The RCMP case was eventually closed without resolution. The disappearance of the Lake Anjikuni community is documented in RCMP records from the period and has been referenced in multiple historical accounts of northern Canada.
It has never been explained.
What People Believe
Some have proposed a mass drowning event — that the community went onto the lake ice and fell through, and that the bodies sank and were not recovered. This does not explain the graves.
Some have proposed violence by external parties — attack by unknown assailants — without being able to identify who those assailants might have been or produce any physical evidence of conflict.

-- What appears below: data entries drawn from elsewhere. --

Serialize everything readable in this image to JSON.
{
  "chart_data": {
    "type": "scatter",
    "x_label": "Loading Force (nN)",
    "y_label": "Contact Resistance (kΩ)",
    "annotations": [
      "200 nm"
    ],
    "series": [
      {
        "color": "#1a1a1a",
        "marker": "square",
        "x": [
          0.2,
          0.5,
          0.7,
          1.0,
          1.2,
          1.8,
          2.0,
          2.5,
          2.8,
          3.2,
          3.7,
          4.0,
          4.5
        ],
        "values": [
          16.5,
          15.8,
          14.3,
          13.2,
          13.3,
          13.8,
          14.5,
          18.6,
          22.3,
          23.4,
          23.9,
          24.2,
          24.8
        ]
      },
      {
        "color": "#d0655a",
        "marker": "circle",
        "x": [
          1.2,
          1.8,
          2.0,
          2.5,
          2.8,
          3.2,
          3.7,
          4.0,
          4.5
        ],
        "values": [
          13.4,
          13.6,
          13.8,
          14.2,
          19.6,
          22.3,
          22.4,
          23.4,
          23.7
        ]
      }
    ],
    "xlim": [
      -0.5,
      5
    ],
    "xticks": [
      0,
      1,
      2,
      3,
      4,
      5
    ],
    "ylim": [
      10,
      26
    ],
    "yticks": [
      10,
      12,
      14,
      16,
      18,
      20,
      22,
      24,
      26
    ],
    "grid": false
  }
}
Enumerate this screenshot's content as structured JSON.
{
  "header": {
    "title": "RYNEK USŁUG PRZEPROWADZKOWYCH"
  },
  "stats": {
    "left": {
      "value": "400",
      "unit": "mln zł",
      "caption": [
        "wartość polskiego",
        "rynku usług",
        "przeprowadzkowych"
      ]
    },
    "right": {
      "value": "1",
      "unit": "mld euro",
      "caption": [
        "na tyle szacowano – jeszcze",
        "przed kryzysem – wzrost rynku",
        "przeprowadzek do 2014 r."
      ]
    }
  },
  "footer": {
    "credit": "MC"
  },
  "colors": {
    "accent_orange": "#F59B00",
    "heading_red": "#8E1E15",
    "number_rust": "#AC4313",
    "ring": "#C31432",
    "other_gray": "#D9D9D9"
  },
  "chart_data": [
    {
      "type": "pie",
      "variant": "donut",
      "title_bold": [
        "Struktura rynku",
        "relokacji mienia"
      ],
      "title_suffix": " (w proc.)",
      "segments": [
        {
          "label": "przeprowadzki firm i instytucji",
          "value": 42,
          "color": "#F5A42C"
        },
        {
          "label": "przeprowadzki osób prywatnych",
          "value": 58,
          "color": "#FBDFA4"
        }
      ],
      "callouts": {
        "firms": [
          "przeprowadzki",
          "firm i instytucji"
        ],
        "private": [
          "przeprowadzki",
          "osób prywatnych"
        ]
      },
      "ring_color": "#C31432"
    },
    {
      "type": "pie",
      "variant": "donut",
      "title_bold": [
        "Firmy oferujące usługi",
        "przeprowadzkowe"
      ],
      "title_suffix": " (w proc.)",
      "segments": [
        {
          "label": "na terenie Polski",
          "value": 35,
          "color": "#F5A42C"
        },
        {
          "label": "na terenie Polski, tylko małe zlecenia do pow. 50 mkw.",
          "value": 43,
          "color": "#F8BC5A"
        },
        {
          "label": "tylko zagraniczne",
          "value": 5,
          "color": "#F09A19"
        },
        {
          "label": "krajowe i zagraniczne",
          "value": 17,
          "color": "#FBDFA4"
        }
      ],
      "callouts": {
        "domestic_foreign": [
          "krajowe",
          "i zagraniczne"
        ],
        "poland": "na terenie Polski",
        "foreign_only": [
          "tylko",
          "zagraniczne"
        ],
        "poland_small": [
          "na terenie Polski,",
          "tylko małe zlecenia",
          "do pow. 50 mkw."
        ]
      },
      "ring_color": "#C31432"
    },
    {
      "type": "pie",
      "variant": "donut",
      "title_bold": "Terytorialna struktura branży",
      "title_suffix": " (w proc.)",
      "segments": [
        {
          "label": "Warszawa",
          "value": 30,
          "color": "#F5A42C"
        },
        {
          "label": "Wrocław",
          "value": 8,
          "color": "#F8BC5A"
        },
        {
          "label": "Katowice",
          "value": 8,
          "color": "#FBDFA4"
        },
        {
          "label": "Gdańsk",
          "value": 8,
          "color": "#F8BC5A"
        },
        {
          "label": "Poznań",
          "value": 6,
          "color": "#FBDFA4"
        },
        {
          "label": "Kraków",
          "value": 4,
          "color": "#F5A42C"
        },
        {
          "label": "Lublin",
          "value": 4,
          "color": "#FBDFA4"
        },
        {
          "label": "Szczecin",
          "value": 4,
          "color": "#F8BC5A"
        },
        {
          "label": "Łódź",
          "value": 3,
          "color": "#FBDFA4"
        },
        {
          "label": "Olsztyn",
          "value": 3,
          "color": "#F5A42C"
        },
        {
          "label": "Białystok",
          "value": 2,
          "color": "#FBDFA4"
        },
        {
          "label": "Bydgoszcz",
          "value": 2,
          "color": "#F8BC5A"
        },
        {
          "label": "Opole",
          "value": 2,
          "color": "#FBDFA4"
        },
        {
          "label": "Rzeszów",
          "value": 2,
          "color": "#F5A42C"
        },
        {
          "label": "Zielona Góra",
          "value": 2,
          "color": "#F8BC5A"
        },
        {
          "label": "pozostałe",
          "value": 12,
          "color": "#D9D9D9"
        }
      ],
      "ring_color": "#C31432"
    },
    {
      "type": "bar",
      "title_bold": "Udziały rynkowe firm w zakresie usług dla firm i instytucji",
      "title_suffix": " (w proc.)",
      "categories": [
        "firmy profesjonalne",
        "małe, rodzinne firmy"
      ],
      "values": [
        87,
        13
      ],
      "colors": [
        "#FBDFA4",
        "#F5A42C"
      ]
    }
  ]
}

And some, inevitably, have proposed explanations that fall outside the conventional. That what came to Lake Anjikuni that night was not of the kind that leaves conventional evidence. These explanations cannot be evaluated through any standard investigative framework, which is precisely why they have remained in circulation for nearly a century.
The Last Detail
Joe Labelle, in his account to the RCMP, mentioned one more thing that he had seen when he approached the village.
Lights in the sky.
He described seeing strange luminous phenomena above the lake as he approached — lights that he could not identify and that he had not seen before in years of travelling that region. He mentioned them almost in passing, as context for his state of mind when he arrived at the village. The RCMP noted them in their report without comment.
Whether those lights were relevant to what Labelle found, or coincidental, or misremembered, or accurately remembered but unremarkable in a region where atmospheric phenomena are common, is not established.
They are simply there, in the report, alongside the cold fires and the dead dogs and the open graves and the thirty people who were living beside a lake in November 1930 and were never seen again.
- Sources and Further Reading: The Lake Anjikuni disappearance is documented in RCMP historical records from 1930. The case was reported in multiple Canadian newspapers at the time and has been referenced in numerous accounts of Canadian northern history. Frank Edwards included an account in his 1959 book Stranger Than Science, which introduced the case to a wider international audience. Subsequent researchers including Jerome Clark have examined the primary sources in detail. The case remains officially unsolved.